Of course, you have data on tens of thousands of genes, and manual analysis is not the most practical way to mine your data. Instead, you can use freely available databases and programs to find groups of genes that are statistically over- or under-represented compared to their expected value. For example, say you are analyzing a pool of 15, 500 genes, and 3600 of them (23%) are up-regulated in your microarray experiment. If 1100 genes exist in a particular family (such as developmental genes), then you would expect 23% of them, or ~250 to be up-regulated, assuming that the up-regulated genes are randomly distributed. If instead 700 of them are up-regulated, that family is over-represented. The steps for this analysis are outlined below.
- Go to GOstat. Note the appropriate way to cite this tool at the bottom of the page, then proceed to the search form.
- Choose the appropriate database for mouse, which is MGI. (You can click on Details to confirm this.)
- Choose a maximum p-value to display, such as 0.01.
- Change Cluster GOs from -1 to 0. This will display your results as clusters of related gene families.
- Note that if a specific gene family is up-regulated, such as the one consisting of genes for neuronal development, that alone might statistically up-regulate the higher-level family of all developmental genes.
- Change the display output to HTML, GO Stats only.
- Leave Multiple Testing as the default option. Any of these choices attempts to correct for the sheer number of statistical tests you are doing. Keep in mind, that if you make 10,000 comparisons, a simple p=0.05 value would give 500 positive results just by chance!
- In the first box, Group IDs, submit the systematic names of either your up-regulated or your own-regulated gene list. (Not both at the same time! The two lists must be submitted and analyzed separately.)
- For the second box, download and select the file 20109_mouse-array-genes.txt, which contains the full list of genes on your mouse microarray. Note that the MGI database may not be able to recognize all the genes, and that this also informs the statistical analysis.
- Finally, click Submit and wait for your results to appear.
- On the left-hand side, you should see GO groups listed in blue, followed by all the differentially expressed genes in that group. Further to the right, you see the number of genes expected to be differentially regulated for your sample and the number actually differentially regulated. There is an associated p-value with this over- or under-representation.

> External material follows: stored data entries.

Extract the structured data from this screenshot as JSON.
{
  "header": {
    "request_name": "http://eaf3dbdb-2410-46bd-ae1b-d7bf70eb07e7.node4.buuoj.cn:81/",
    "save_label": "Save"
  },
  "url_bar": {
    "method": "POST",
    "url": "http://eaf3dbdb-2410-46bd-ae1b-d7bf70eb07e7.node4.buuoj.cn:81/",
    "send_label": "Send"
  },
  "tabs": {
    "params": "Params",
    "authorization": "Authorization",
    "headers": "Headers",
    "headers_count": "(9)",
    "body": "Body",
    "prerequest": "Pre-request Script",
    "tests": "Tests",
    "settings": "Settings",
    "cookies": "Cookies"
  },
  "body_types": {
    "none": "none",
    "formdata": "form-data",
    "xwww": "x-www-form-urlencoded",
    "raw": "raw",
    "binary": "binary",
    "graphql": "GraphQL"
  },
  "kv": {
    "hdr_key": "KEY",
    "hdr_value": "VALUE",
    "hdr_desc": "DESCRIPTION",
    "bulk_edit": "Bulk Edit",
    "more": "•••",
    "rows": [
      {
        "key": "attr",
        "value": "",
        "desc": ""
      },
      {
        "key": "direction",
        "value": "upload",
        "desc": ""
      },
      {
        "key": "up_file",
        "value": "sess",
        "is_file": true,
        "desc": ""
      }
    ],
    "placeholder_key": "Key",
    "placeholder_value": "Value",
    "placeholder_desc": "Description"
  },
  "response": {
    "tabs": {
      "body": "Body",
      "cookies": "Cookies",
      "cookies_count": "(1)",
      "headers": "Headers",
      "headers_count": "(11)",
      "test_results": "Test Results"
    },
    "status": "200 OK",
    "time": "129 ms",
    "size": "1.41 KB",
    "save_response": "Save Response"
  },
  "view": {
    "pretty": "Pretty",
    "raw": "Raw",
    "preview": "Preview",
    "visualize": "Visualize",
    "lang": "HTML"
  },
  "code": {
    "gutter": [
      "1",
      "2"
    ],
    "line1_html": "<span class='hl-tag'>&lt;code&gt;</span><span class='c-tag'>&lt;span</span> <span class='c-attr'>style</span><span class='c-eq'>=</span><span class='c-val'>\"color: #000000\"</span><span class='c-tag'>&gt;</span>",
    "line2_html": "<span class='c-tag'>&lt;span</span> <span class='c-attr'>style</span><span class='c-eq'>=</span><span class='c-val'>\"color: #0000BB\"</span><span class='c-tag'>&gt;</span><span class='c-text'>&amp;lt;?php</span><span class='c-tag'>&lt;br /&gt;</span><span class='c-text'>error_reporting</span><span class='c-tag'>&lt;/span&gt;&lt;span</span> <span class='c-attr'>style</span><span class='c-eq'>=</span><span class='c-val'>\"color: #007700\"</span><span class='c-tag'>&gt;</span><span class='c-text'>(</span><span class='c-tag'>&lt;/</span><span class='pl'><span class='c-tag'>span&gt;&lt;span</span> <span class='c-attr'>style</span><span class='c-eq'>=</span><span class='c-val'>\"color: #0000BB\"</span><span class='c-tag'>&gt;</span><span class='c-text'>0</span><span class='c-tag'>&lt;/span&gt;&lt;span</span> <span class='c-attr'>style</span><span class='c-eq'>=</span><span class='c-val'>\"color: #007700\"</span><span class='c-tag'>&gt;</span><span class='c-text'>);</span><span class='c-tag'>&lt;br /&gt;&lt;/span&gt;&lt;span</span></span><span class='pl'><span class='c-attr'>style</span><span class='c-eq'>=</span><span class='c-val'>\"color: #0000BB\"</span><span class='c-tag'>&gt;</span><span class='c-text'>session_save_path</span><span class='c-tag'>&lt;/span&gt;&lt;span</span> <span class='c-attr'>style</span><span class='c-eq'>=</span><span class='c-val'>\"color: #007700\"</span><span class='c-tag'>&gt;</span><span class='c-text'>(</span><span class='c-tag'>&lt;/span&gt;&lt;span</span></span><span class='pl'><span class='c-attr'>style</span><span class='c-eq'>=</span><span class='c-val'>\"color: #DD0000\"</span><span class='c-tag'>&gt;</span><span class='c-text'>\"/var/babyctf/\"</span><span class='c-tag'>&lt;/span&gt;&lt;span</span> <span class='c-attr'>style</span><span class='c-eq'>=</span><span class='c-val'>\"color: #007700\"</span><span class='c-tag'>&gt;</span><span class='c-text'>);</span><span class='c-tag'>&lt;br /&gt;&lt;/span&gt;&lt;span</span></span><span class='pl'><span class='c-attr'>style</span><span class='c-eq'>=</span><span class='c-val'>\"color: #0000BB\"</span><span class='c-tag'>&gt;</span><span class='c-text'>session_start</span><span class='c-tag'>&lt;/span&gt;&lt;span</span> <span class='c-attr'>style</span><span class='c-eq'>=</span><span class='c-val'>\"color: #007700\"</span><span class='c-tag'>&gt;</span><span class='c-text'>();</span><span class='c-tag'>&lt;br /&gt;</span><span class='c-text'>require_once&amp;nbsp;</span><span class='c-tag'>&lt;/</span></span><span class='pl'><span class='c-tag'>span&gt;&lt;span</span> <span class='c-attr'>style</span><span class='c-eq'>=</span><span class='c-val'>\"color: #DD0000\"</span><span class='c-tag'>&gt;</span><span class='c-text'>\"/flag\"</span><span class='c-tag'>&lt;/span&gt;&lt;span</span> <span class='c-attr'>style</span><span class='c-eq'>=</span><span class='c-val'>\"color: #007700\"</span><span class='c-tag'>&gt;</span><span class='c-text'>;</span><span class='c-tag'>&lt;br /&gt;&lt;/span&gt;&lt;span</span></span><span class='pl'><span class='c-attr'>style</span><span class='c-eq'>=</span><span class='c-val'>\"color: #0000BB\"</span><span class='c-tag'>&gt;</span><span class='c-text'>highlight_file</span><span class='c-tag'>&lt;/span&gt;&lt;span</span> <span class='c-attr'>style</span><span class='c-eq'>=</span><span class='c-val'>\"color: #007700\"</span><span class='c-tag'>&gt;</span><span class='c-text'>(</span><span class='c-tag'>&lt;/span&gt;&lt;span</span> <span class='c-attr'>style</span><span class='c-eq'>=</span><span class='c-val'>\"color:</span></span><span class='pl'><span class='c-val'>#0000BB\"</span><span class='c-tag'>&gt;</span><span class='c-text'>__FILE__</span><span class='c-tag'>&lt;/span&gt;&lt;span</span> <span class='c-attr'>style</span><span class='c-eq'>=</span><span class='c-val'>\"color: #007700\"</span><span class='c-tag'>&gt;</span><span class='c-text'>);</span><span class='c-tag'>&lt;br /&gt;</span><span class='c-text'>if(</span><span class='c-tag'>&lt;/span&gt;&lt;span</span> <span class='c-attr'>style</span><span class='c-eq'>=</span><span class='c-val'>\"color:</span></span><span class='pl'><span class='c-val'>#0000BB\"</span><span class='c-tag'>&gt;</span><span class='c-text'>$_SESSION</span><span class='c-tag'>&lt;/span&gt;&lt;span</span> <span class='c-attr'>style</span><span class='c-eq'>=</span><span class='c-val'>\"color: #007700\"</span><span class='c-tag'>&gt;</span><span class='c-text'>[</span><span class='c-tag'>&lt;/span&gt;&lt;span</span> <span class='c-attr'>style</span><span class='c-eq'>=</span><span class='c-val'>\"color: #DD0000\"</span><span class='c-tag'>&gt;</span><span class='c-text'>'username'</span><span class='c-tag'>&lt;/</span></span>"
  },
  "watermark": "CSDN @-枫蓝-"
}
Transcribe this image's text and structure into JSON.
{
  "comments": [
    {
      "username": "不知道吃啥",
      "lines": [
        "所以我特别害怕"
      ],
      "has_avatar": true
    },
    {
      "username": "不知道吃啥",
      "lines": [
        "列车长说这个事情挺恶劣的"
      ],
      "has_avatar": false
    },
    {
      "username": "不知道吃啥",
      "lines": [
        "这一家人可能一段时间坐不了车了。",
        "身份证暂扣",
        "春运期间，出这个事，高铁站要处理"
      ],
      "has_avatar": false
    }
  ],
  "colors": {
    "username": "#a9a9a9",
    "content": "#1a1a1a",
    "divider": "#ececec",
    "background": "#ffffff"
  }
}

Take your time studying this list, noting which p-values are the lowest, and which GO groups appear. Are any of these groups associated with systems that you would expect to be affected by the presence of an siRNA (if your control sample had no siRNA), or by the presence of a working versus scrambled siRNA (if that was your control)? If you compared your experimental siRNA to the validated siRNA, does one have fewer or less significant off-target effects?
For next time
The first draft of your lab report is due by 11 AM on the next day that you have lab.